Select[list, crit, n]
    stops after the first n matching elements.
Select[crit]
    is the operator form: Select[crit][list] == Select[list, crit].

Examples

All examples below are verified against the current Mathilda build.

In[1]:= Select[{1, 2, 4, 7, 6, 2}, EvenQ]
Out[1]= {2, 4, 6, 2}

In[2]:= Select[{1, 2, 4, 7, 6, 2}, # > 2 &, 1]
Out[2]= {4}

Implementation notes

builtin_select filters the arguments of a compound expression by a predicate.
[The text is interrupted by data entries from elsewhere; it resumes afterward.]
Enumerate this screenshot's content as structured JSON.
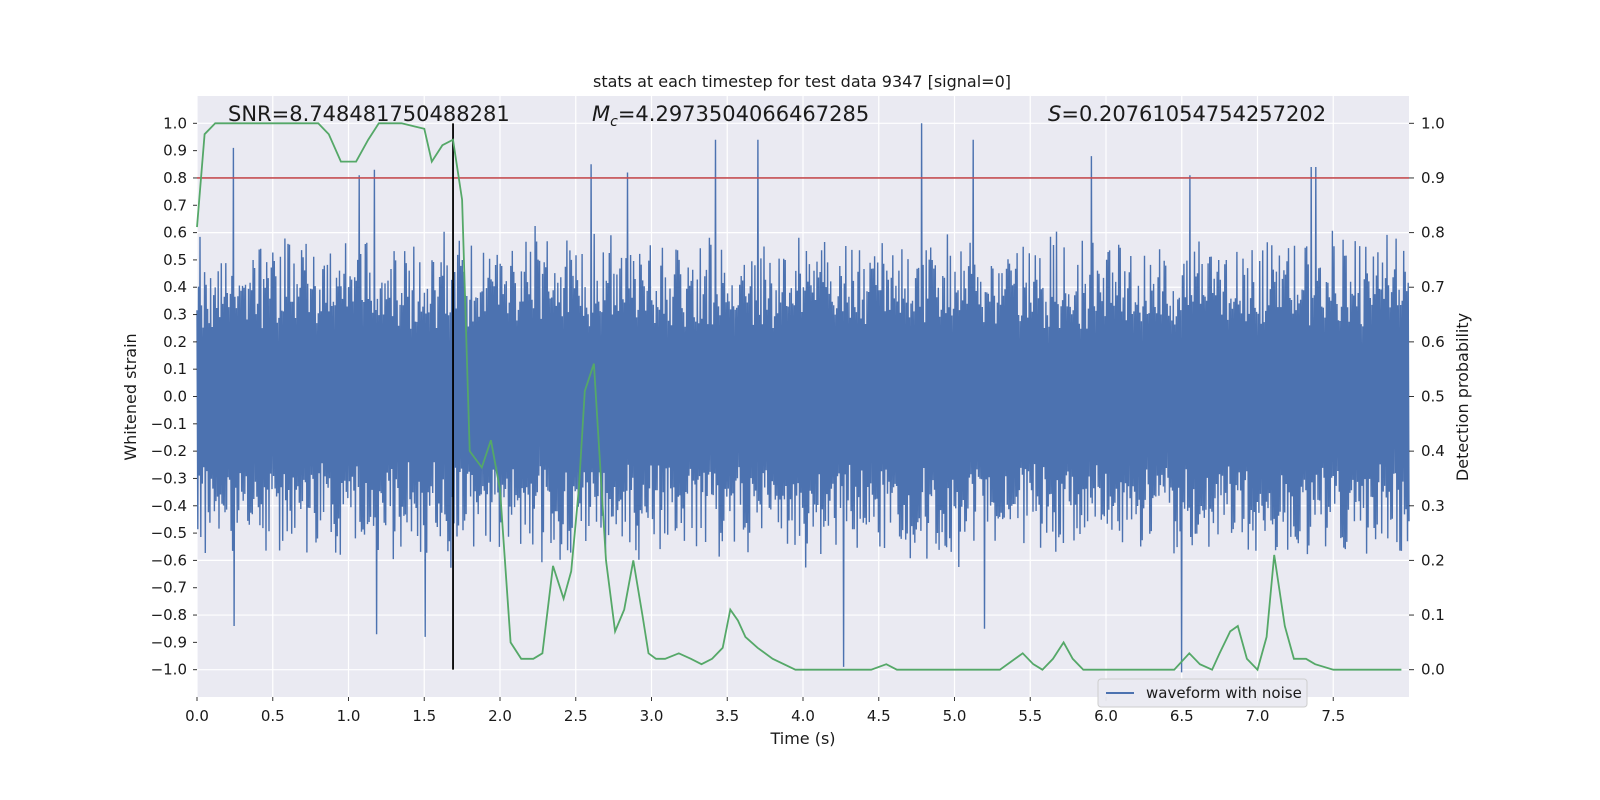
{
  "chart_data": {
    "type": "line",
    "title": "stats at each timestep for test data 9347 [signal=0]",
    "xlabel": "Time (s)",
    "ylabel": "Whitened strain",
    "ylabel_right": "Detection probability",
    "xlim": [
      0.0,
      8.0
    ],
    "ylim": [
      -1.1,
      1.1
    ],
    "ylim_right": [
      -0.05,
      1.05
    ],
    "x_ticks": [
      "0.0",
      "0.5",
      "1.0",
      "1.5",
      "2.0",
      "2.5",
      "3.0",
      "3.5",
      "4.0",
      "4.5",
      "5.0",
      "5.5",
      "6.0",
      "6.5",
      "7.0",
      "7.5"
    ],
    "y_ticks": [
      "1.0",
      "0.9",
      "0.8",
      "0.7",
      "0.6",
      "0.5",
      "0.4",
      "0.3",
      "0.2",
      "0.1",
      "0.0",
      "−0.1",
      "−0.2",
      "−0.3",
      "−0.4",
      "−0.5",
      "−0.6",
      "−0.7",
      "−0.8",
      "−0.9",
      "−1.0"
    ],
    "y_ticks_right": [
      "1.0",
      "0.9",
      "0.8",
      "0.7",
      "0.6",
      "0.5",
      "0.4",
      "0.3",
      "0.2",
      "0.1",
      "0.0"
    ],
    "grid": true,
    "legend": {
      "placement": "lower-right",
      "entries": [
        "waveform with noise"
      ]
    },
    "annotations": {
      "snr_label": "SNR=8.748481750488281",
      "mc_symbol": "M",
      "mc_subscript": "c",
      "mc_value": "=4.2973504066467285",
      "s_symbol": "S",
      "s_value": "=0.20761054754257202"
    },
    "threshold_right": 0.9,
    "marker_time": 1.69,
    "series": [
      {
        "name": "waveform with noise",
        "axis": "left",
        "color": "#4c72b0",
        "x_range": [
          0.0,
          8.0
        ],
        "n_samples": 1600,
        "typical_abs_amplitude": 0.3,
        "peaks": [
          {
            "x": 0.24,
            "y": 0.91
          },
          {
            "x": 0.25,
            "y": -0.84
          },
          {
            "x": 1.07,
            "y": 0.81
          },
          {
            "x": 1.17,
            "y": 0.83
          },
          {
            "x": 1.19,
            "y": -0.87
          },
          {
            "x": 1.51,
            "y": -0.88
          },
          {
            "x": 2.6,
            "y": 0.85
          },
          {
            "x": 2.84,
            "y": 0.82
          },
          {
            "x": 3.42,
            "y": 0.94
          },
          {
            "x": 3.7,
            "y": 0.94
          },
          {
            "x": 4.27,
            "y": -0.99
          },
          {
            "x": 4.78,
            "y": 1.0
          },
          {
            "x": 5.12,
            "y": 0.94
          },
          {
            "x": 5.2,
            "y": -0.85
          },
          {
            "x": 5.9,
            "y": 0.88
          },
          {
            "x": 6.5,
            "y": -1.01
          },
          {
            "x": 6.55,
            "y": 0.81
          },
          {
            "x": 7.35,
            "y": 0.84
          },
          {
            "x": 7.38,
            "y": 0.84
          }
        ]
      },
      {
        "name": "",
        "axis": "right",
        "color": "#55a868",
        "x": [
          0.0,
          0.05,
          0.12,
          0.3,
          0.5,
          0.8,
          0.87,
          0.95,
          1.05,
          1.13,
          1.2,
          1.35,
          1.5,
          1.55,
          1.62,
          1.69,
          1.75,
          1.8,
          1.88,
          1.94,
          2.0,
          2.07,
          2.14,
          2.22,
          2.28,
          2.35,
          2.42,
          2.47,
          2.52,
          2.56,
          2.62,
          2.7,
          2.76,
          2.82,
          2.88,
          2.94,
          2.98,
          3.03,
          3.09,
          3.18,
          3.26,
          3.33,
          3.4,
          3.47,
          3.52,
          3.57,
          3.62,
          3.7,
          3.8,
          3.95,
          4.05,
          4.3,
          4.45,
          4.55,
          4.62,
          4.7,
          4.8,
          4.95,
          5.1,
          5.3,
          5.45,
          5.52,
          5.58,
          5.65,
          5.72,
          5.78,
          5.85,
          6.0,
          6.2,
          6.45,
          6.55,
          6.62,
          6.7,
          6.75,
          6.82,
          6.87,
          6.93,
          7.0,
          7.06,
          7.11,
          7.18,
          7.24,
          7.32,
          7.38,
          7.5,
          7.7,
          7.95
        ],
        "y": [
          0.81,
          0.98,
          1.0,
          1.0,
          1.0,
          1.0,
          0.98,
          0.93,
          0.93,
          0.97,
          1.0,
          1.0,
          0.99,
          0.93,
          0.96,
          0.97,
          0.86,
          0.4,
          0.37,
          0.42,
          0.33,
          0.05,
          0.02,
          0.02,
          0.03,
          0.19,
          0.13,
          0.18,
          0.33,
          0.51,
          0.56,
          0.2,
          0.07,
          0.11,
          0.2,
          0.1,
          0.03,
          0.02,
          0.02,
          0.03,
          0.02,
          0.01,
          0.02,
          0.04,
          0.11,
          0.09,
          0.06,
          0.04,
          0.02,
          0.0,
          0.0,
          0.0,
          0.0,
          0.01,
          0.0,
          0.0,
          0.0,
          0.0,
          0.0,
          0.0,
          0.03,
          0.01,
          0.0,
          0.02,
          0.05,
          0.02,
          0.0,
          0.0,
          0.0,
          0.0,
          0.03,
          0.01,
          0.0,
          0.03,
          0.07,
          0.08,
          0.02,
          0.0,
          0.06,
          0.21,
          0.08,
          0.02,
          0.02,
          0.01,
          0.0,
          0.0,
          0.0
        ]
      }
    ]
  }
}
It iterates the args of list (any head, not only List), and for each element builds crit[elem] and runs evaluate(); the element is kept only when the result is exactly the symbol True. The optional third argument caps the number of kept elements (n_max), stopping the scan early once reached. The surviving elements are reassembled under the original head via expr_new_function. Returns NULL (unevaluated) when the first argument is an atom or when the count argument is non-integer. Each predicate test allocates a copied call and frees it plus its evaluated result, so memory is bounded per element.

Attributes: Protected.

Implementation status

Stable — documented, exercised by the test suite and/or worked examples, with no known limitations recorded.

References

Notes & additional examples

Worked examples

In[1]:= Select[{1, 2, 3, 4, 5, 6}, EvenQ]
Out[1]= {2, 4, 6}
In[1]:= Select[Range[10], # > 5 &]
Out[1]= {6, 7, 8, 9, 10}
In[1]:= Select[{1, 2, 3, 4, 5}, PrimeQ, 2]
Out[1]= {2, 3}

Combining predicates with logical operators filters by richer conditions — the twin primes below 100, where both p and p + 2 are prime:

In[1]:= Select[Range[100], PrimeQ[#] && PrimeQ[# + 2] &]
Out[1]= {3, 5, 11, 17, 29, 41, 59, 71}

The criterion can itself perform a computation. Selecting the exponents p for which 2^p - 1 is prime yields the Mersenne-prime exponents:

In[1]:= Select[Range[2, 50], PrimeQ[2^# - 1] &]
Out[1]= {2, 3, 5, 7, 13, 17, 19, 31}

The integers below 20 that are coprime to 20 (a GCD-based filter):

In[1]:= Select[Range[1, 20], GCD[#, 20] == 1 &]
Out[1]= {1, 3, 7, 9, 11, 13, 17, 19}

Notes

Select[list, crit] keeps the elements for which crit[elem] returns True; any other result (including False or an unevaluated predicate) drops the element. The criterion is usually a predicate symbol such as EvenQ or PrimeQ, or a pure function like # > 5 &. The optional third argument caps the number of elements returned, which lets Select stop early once enough matches are found.